On 17 July 2025, Hyper—a start-up founded in Yukon and now based in Toronto—emerged from stealth with a US$6.3 million seed round. The company says its voice AI can handle non-urgent 911 traffic in more than 30 languages, screening routine queries and passing true emergencies to human dispatchers. Early deployments are already live in selected United States and Canadian call centres.
Led by former Cohere product head Ben Sanders and developer Damian McCabe, Hyper targets a rising operational headache: up to 60–75 per cent of 911 calls in some regions are low priority, according to BetaKit. Big tech firms employ finance engineers to manage usage, but public-safety agencies lack similar bandwidth. Hyper’s AI assistant aims to close that gap.
From Side Project to Safety Tech
The idea began as a side project to help overworked responders. Photorealistic voice synthesis and natural-language understanding let the system answer basic questions, then escalate verified emergencies in real time. “We’re not trying to replace 911 operators,” Sanders told BetaKit. “We’re protecting their time and giving residents a faster, clearer path to help.”

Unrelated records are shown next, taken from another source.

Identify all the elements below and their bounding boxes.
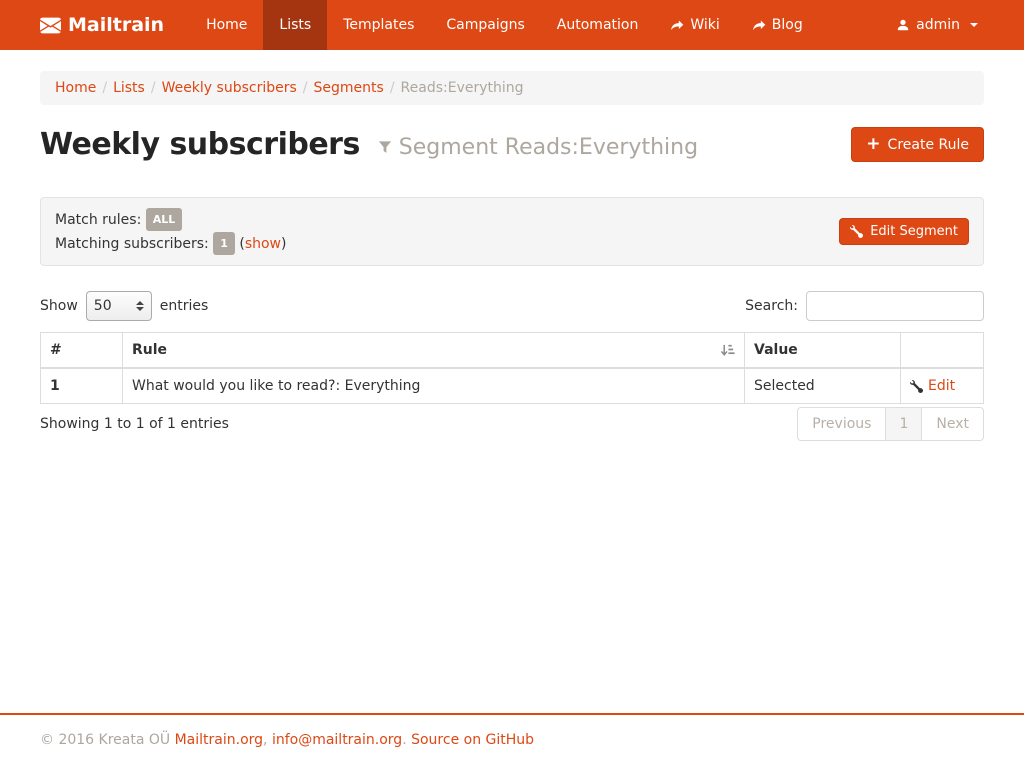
nav-item-blog[interactable]: Blog [736, 0, 819, 50]
pagination-page-1[interactable]: 1 [885, 407, 922, 441]
page-footer: © 2016 Kreata OÜ Mailtrain.org, info@mai… [0, 713, 1024, 768]
nav-item-wiki[interactable]: Wiki [654, 0, 735, 50]
rules-table: # Rule [40, 332, 984, 404]
footer-separator: , [263, 732, 267, 748]
value-cell: Selected [745, 368, 901, 404]
filter-icon [378, 140, 392, 155]
breadcrumb-current: Reads:Everything [401, 80, 524, 96]
nav-item-templates[interactable]: Templates [327, 0, 430, 50]
segment-subtitle-text: Segment Reads:Everything [399, 135, 698, 160]
email-link[interactable]: info@mailtrain.org [272, 732, 402, 748]
pagination: Previous 1 Next [798, 407, 984, 441]
wrench-icon [850, 225, 863, 238]
table-row: 1 What would you like to read?: Everythi… [41, 368, 984, 404]
table-info: Showing 1 to 1 of 1 entries [40, 416, 229, 432]
match-rules-label: Match rules: [55, 212, 141, 228]
table-header-row: # Rule [41, 333, 984, 369]
mailtrain-org-link[interactable]: Mailtrain.org [175, 732, 263, 748]
rule-number-cell: 1 [41, 368, 123, 404]
share-arrow-icon [752, 18, 766, 32]
page-title: Weekly subscribers Segment Reads:Everyth… [40, 127, 698, 162]
user-menu[interactable]: admin [880, 0, 994, 50]
segment-subtitle: Segment Reads:Everything [378, 135, 698, 160]
segment-summary-panel: Match rules: ALL Matching subscribers: 1… [40, 197, 984, 266]
nav-item-home[interactable]: Home [190, 0, 263, 50]
chevron-down-icon [970, 23, 978, 27]
envelope-icon [40, 15, 61, 36]
breadcrumb-separator: / [96, 80, 113, 96]
match-rules-badge: ALL [146, 208, 183, 231]
column-header-rule[interactable]: Rule [123, 333, 745, 369]
nav-item-label: Wiki [690, 17, 719, 33]
breadcrumb-segments[interactable]: Segments [314, 80, 384, 96]
page-header: Weekly subscribers Segment Reads:Everyth… [40, 127, 984, 162]
show-subscribers-link[interactable]: show [245, 236, 281, 252]
top-navbar: Mailtrain Home Lists Templates Campaigns… [0, 0, 1024, 50]
create-rule-button[interactable]: + Create Rule [851, 127, 984, 162]
brand-label: Mailtrain [68, 14, 164, 36]
pagination-next[interactable]: Next [921, 407, 984, 441]
page-title-text: Weekly subscribers [40, 127, 360, 162]
edit-segment-button[interactable]: Edit Segment [839, 218, 969, 245]
breadcrumb-separator: / [384, 80, 401, 96]
select-stepper-icon [136, 301, 144, 311]
matching-count-badge: 1 [213, 232, 235, 255]
user-icon [896, 18, 910, 32]
column-header-rule-label: Rule [132, 342, 167, 358]
nav-item-automation[interactable]: Automation [541, 0, 655, 50]
breadcrumb-lists[interactable]: Lists [113, 80, 145, 96]
matching-subscribers-line: Matching subscribers: 1 (show) [55, 232, 286, 256]
table-footer: Showing 1 to 1 of 1 entries Previous 1 N… [40, 407, 984, 441]
copyright-text: © 2016 Kreata OÜ [40, 732, 170, 748]
search-input[interactable] [806, 291, 984, 321]
edit-segment-label: Edit Segment [870, 224, 958, 239]
breadcrumb-weekly-subscribers[interactable]: Weekly subscribers [162, 80, 297, 96]
edit-rule-link[interactable]: Edit [928, 378, 955, 394]
column-header-value[interactable]: Value [745, 333, 901, 369]
breadcrumb: Home/Lists/Weekly subscribers/Segments/R… [40, 71, 984, 105]
show-entries-control: Show 50 entries [40, 291, 208, 321]
nav-item-label: Blog [772, 17, 803, 33]
user-menu-label: admin [916, 17, 960, 33]
footer-separator: . [402, 732, 406, 748]
entries-label: entries [160, 298, 209, 314]
create-rule-label: Create Rule [888, 137, 969, 153]
source-github-link[interactable]: Source on GitHub [411, 732, 534, 748]
nav-item-campaigns[interactable]: Campaigns [430, 0, 540, 50]
share-arrow-icon [670, 18, 684, 32]
nav-item-lists[interactable]: Lists [263, 0, 327, 50]
actions-cell: Edit [901, 368, 984, 404]
show-label: Show [40, 298, 78, 314]
brand-mailtrain[interactable]: Mailtrain [40, 0, 164, 50]
plus-icon: + [866, 136, 880, 153]
entries-select[interactable]: 50 [86, 291, 152, 321]
search-label: Search: [745, 298, 798, 314]
paren-close: ) [281, 236, 286, 252]
entries-select-value: 50 [94, 298, 112, 314]
match-rules-line: Match rules: ALL [55, 208, 286, 232]
breadcrumb-separator: / [145, 80, 162, 96]
sort-ascending-icon [720, 343, 735, 358]
rule-cell: What would you like to read?: Everything [123, 368, 745, 404]
column-header-number[interactable]: # [41, 333, 123, 369]
pagination-previous[interactable]: Previous [797, 407, 886, 441]
search-control: Search: [745, 291, 984, 321]
table-controls: Show 50 entries Search: [40, 291, 984, 321]
matching-subscribers-label: Matching subscribers: [55, 236, 209, 252]
wrench-icon [910, 380, 923, 393]
column-header-actions [901, 333, 984, 369]
breadcrumb-home[interactable]: Home [55, 80, 96, 96]
breadcrumb-separator: / [297, 80, 314, 96]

Hyper’s US$6.3 million round was led by Eniac Ventures with participation from Haystack, Union Capital and angels from OpenAI, Ramp and Cohere. Sanders says the team’s northern roots shaped its civic first mindset, steering product focus towards public good rather than pure enterprise.
Why It Matters Now
Emergency services face staff shortages, language-access gaps and rising call volumes. Hyper is among the first AI platforms with real-world 911 deployments, positioning it as an early mover in public-infrastructure tech. Its traction also signals a shift in Canadian AI: taking on high-stakes environments beyond traditional SaaS.

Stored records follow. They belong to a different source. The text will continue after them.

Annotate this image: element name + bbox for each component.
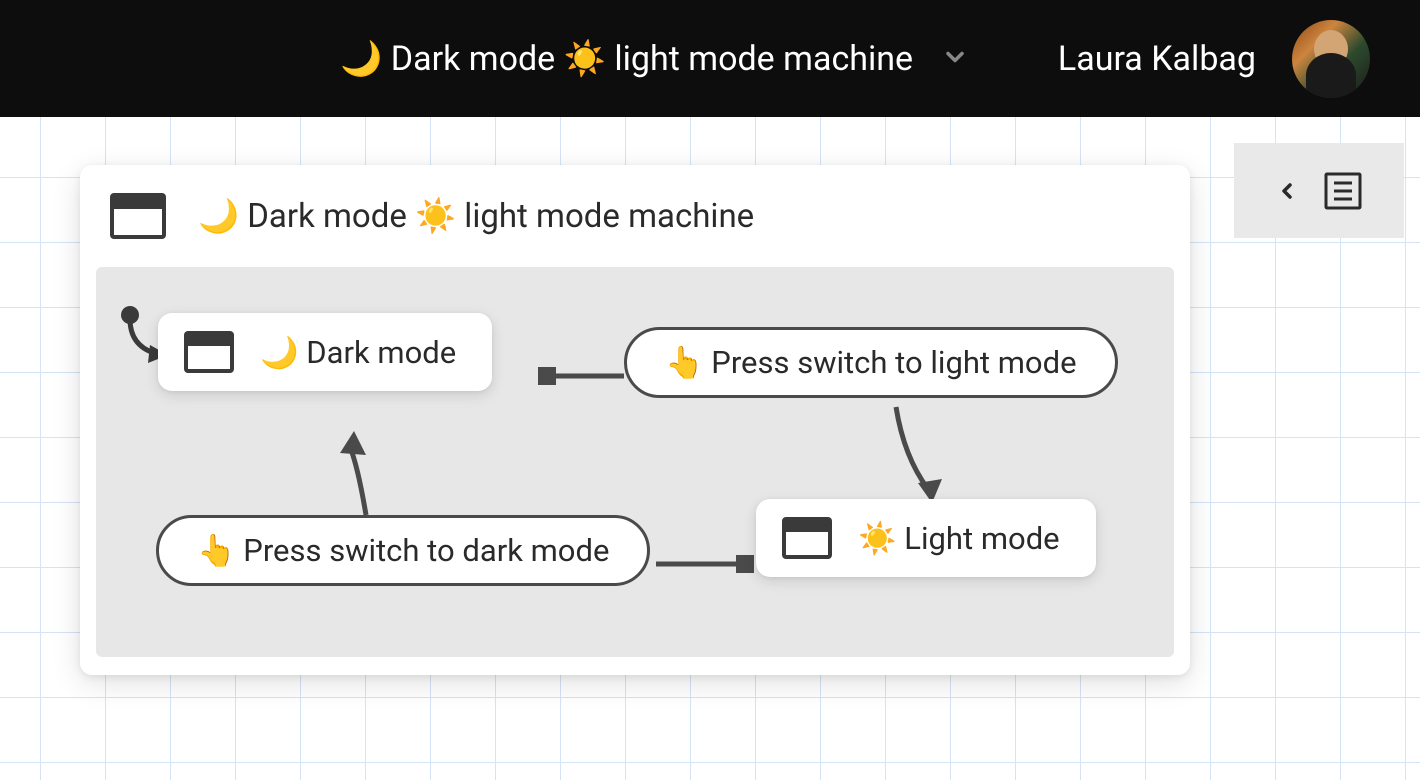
arrow-event-to-light bbox=[896, 407, 942, 503]
event-label: 👆 Press switch to dark mode bbox=[197, 532, 609, 569]
panel-icon bbox=[1323, 171, 1363, 211]
machine-panel[interactable]: 🌙 Dark mode ☀️ light mode machine bbox=[80, 165, 1190, 675]
event-to-dark-mode[interactable]: 👆 Press switch to dark mode bbox=[156, 515, 650, 586]
project-title: 🌙 Dark mode ☀️ light mode machine bbox=[340, 39, 913, 79]
side-panel-toggle[interactable] bbox=[1234, 143, 1404, 238]
connector-light-to-event bbox=[656, 555, 754, 573]
current-user-name: Laura Kalbag bbox=[1058, 39, 1256, 79]
state-node-dark-mode[interactable]: 🌙 Dark mode bbox=[158, 313, 492, 391]
avatar[interactable] bbox=[1292, 20, 1370, 98]
project-dropdown-trigger[interactable] bbox=[941, 43, 969, 75]
state-label: 🌙 Dark mode bbox=[260, 334, 456, 371]
state-icon bbox=[184, 331, 234, 373]
machine-title: 🌙 Dark mode ☀️ light mode machine bbox=[198, 197, 754, 236]
state-node-light-mode[interactable]: ☀️ Light mode bbox=[756, 499, 1096, 577]
state-icon bbox=[782, 517, 832, 559]
editor-canvas[interactable]: 🌙 Dark mode ☀️ light mode machine bbox=[0, 117, 1420, 780]
chevron-down-icon bbox=[941, 43, 969, 71]
machine-header: 🌙 Dark mode ☀️ light mode machine bbox=[80, 165, 1190, 263]
event-label: 👆 Press switch to light mode bbox=[665, 344, 1077, 381]
event-to-light-mode[interactable]: 👆 Press switch to light mode bbox=[624, 327, 1118, 398]
state-label: ☀️ Light mode bbox=[858, 520, 1060, 557]
header-right: Laura Kalbag bbox=[1058, 20, 1370, 98]
machine-body[interactable]: 🌙 Dark mode 👆 Press switch to light mode… bbox=[96, 267, 1174, 657]
arrow-event-to-dark bbox=[340, 431, 366, 515]
app-header: 🌙 Dark mode ☀️ light mode machine Laura … bbox=[0, 0, 1420, 117]
chevron-left-icon bbox=[1275, 179, 1299, 203]
header-title-group: 🌙 Dark mode ☀️ light mode machine bbox=[340, 39, 969, 79]
machine-icon bbox=[110, 193, 166, 239]
connector-dark-to-event bbox=[538, 367, 624, 385]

Who feels the impact first
• Emergency-call agencies seeking triage automation
• Municipal CIOs balancing budget cuts and service levels
• Investors chasing practical AI use cases in public safety
Hyper will use the fresh capital to expand across Canadian municipalities and integrate with public-health or non-emergency hotlines. The start-up is hiring machine-learning engineers and civic-partnership leads to scale its offer.
Takeaway
Hyper shows how Canadian AI can solve national problems—even if the solution was born in the far north. By freeing human dispatchers for critical calls, the company turns cutting-edge technology into a public-good service, adding a new chapter to Canada’s tech-for-impact story.